Embezzlement is a form of theft that occurs when a person entrusted with managing or monitoring another person’s finances or property steals some or all of the assets for their own gain. For example, an employee diverting a company’s funds from the business account to their personal account would be considered embezzlement.
Embezzlement happens when there has been a violation of trust between two parties. Embezzlement of $1,000 or less is considered a misdemeanor offense and might carry a sentence of one year or less in prison. However, any amount above $1000 increases the penalty to a felony and may result in up to 20 years of jail time.
If you’re charged with this type of white-collar crime, here are several defenses you may use.
Proving that the prosecutor was missing important information such as a clear timetable of events or a paper trail is one way someone might defend themself against these charges.
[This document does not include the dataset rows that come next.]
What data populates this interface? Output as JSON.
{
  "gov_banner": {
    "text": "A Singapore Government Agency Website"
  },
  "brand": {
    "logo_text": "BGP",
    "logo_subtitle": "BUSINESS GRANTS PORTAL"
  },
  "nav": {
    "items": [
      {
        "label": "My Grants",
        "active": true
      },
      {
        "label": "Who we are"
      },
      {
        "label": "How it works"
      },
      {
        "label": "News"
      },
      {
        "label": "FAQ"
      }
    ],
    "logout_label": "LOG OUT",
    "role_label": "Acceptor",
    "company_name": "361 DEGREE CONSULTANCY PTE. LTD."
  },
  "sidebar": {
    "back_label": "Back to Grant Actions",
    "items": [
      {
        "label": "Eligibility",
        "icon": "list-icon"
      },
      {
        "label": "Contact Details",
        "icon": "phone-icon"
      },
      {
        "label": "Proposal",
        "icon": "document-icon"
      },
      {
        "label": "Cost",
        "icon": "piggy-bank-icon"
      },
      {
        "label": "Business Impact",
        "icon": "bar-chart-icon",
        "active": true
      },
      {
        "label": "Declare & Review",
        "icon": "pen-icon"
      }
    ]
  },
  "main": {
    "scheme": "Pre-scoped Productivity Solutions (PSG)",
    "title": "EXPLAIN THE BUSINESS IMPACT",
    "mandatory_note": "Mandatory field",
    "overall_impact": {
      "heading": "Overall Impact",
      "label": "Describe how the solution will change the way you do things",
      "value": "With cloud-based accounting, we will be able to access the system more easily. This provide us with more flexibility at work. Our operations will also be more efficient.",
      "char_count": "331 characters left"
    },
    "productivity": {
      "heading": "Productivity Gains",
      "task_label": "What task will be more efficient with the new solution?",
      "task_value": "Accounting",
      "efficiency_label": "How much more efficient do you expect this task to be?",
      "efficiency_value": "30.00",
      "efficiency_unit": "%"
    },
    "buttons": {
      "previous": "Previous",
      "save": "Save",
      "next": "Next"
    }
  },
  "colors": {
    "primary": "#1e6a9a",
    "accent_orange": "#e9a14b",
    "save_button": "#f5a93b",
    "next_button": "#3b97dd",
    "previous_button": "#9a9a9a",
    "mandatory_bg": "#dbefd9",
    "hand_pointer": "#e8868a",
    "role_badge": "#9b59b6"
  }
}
Studies show that lack of reasonable evidence accounts for about 40% of dismissals in federal embezzlement cases.
You can also show that you embezzled the assets because someone threatened to harm you or you risked losing your job, thus proving that you were under pressure when committing the crime.
Entrapment occurs when a government entity compels you to commit a crime you would have otherwise not committed. You may be able to win your case if you can prove that such an entity forced you or set you up to embezzle the funds.
Incapacity and insanity are two different defense strategies. Insanity shows that you admit guilt but were suffering from symptoms of a mental illness when committing the crime. Incapacity, on the other hand, shows that you were mentally incapacitated. For example, you might have been under the influence of heavy medication that caused you not to realize that you were embezzling funds.
Absence of intent
The prosecution has to prove intent when making their case. Therefore, a lack of intent may be used for a reasonable defense. You can argue that you thought you were the true owner of the assets in question, and you didn’t realize that they belonged to another party.
You didn’t take the money
This is a straightforward defense. You can show that you didn’t take the funds you’re accused of embezzling and instead used the money for authorized business, not for personal gain.
Repayment is technically not a defense, but if you can prove that you can pay back the money you embezzled, it may mitigate your exposure.
The above are some defense strategies you can use if you’re charged with embezzling money or property. Every defense strategy is different, so it’s important to understand how each applies to your case.